Niat dari para orang tua membawa anak mungkin bagian dari keinginan mereka untuk mewariskan ingatan pada sang anak akan sosok ulama besar seperti Guru Sekumpul. Bagi generasi kelahiran tahun 1980an hingga 1990an, membawa anak ke acara haul adalah duplikasi dari perilaku orang tua mereka sendiri. Memang ada diantaranya yang tidak pernah dibawa oleh orang tuanya ke pengajian Guru Sekumpul, yang biasanya dilaksanakan di Minggu malam.
Proses pemindahan rasa ruhaniah akan sosok Guru Sekumpul tidak hanya terjadi melalui pengalaman langsung di keluarga saat menghadiri haul atau mendengarkan pembacaan manaqib (hagiografi) dari sosok Ulama yang meninggal 14 tahun yang lalu. Tapi, dengan kehadiran media sosial dan kemudahan internet, imaji Guru Sekumpul bisa berhadir secara virtual dalam gadget atau gawai yang kita miliki.
Bagi generasi yang tidak pernah bertemu fisik atau menghadiri pengajian dari Guru Sekumpul, memori akan sosok Ulama yang dihormati tidak hanya di Kalimantan Selatan saja diterima dari kelindan berbagai medium.

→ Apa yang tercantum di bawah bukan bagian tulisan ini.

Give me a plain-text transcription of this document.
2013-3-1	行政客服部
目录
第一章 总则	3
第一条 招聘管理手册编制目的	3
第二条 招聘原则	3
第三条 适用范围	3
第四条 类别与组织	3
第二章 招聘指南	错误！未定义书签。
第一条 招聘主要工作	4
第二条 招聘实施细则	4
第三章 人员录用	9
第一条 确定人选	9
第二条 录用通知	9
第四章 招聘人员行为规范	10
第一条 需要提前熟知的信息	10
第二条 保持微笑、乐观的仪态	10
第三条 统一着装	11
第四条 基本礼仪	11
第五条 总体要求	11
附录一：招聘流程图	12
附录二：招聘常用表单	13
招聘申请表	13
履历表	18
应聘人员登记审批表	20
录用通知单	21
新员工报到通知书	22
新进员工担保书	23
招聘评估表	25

Memang, foto yang tergantung di hampir seluruh rumah dan warung di tanah Banjar atau video ceramah yang dijual bebas adalah instrumen paling awal ditemui. Namun di era internet dan dunia digital ini, perjumpaan dan proses perwarisan ingatan terhadap sosok Guru Sekumpul bisa dijumpai dengan berbagai medium. Seperti, cerita-cerita karamah Guru Sekumpul, pengalaman orang yang berhadir di acara tersebut, video dan foto yang tersebar di platform Instagram, dan siaran televisi atau berita yang beseliweran di masyarakat. Sehingga suka cita soal haul seakan terus menggema di dunia maya, banyak masyarakat menyebarkan keikutsertaannya di acara haul tersebut.
Kondisi inilah yang menyebabkan gema haul menjadi apa yang disebut dengan “intimate public”, merujuk pada ihwal masyarakat yang bersandarkan pada pengalaman yang homogen dan menihilkan suara-suara berbeda.
Hadir sebagai jemaah haul akhirnya berubah menjadi imagined communities (komunitas terbayang), di mana masyarakat terus mewariskan ingatannya akan sosok ulama terkenal di tanah Banjar, sebagai bagian dari identitas komunitas.
Imaji akan sosok Guru Sekumpul ini terus dijaga dalam ingatan masyarakat yang berhadir di acara haul sebagai ekspresi dari keberagamaan masyarakat Banjar yang dekat dengan kultur tradisionalis atau ahlussunnah wal jamaah. Di sinilah kehadiran anak-anak yang di arena haul, tidak hanya memberikan pengalaman tapi juga menjaga warisan ingatan akan ulama yang dicintai oleh mayoritas masyarakat Banjar.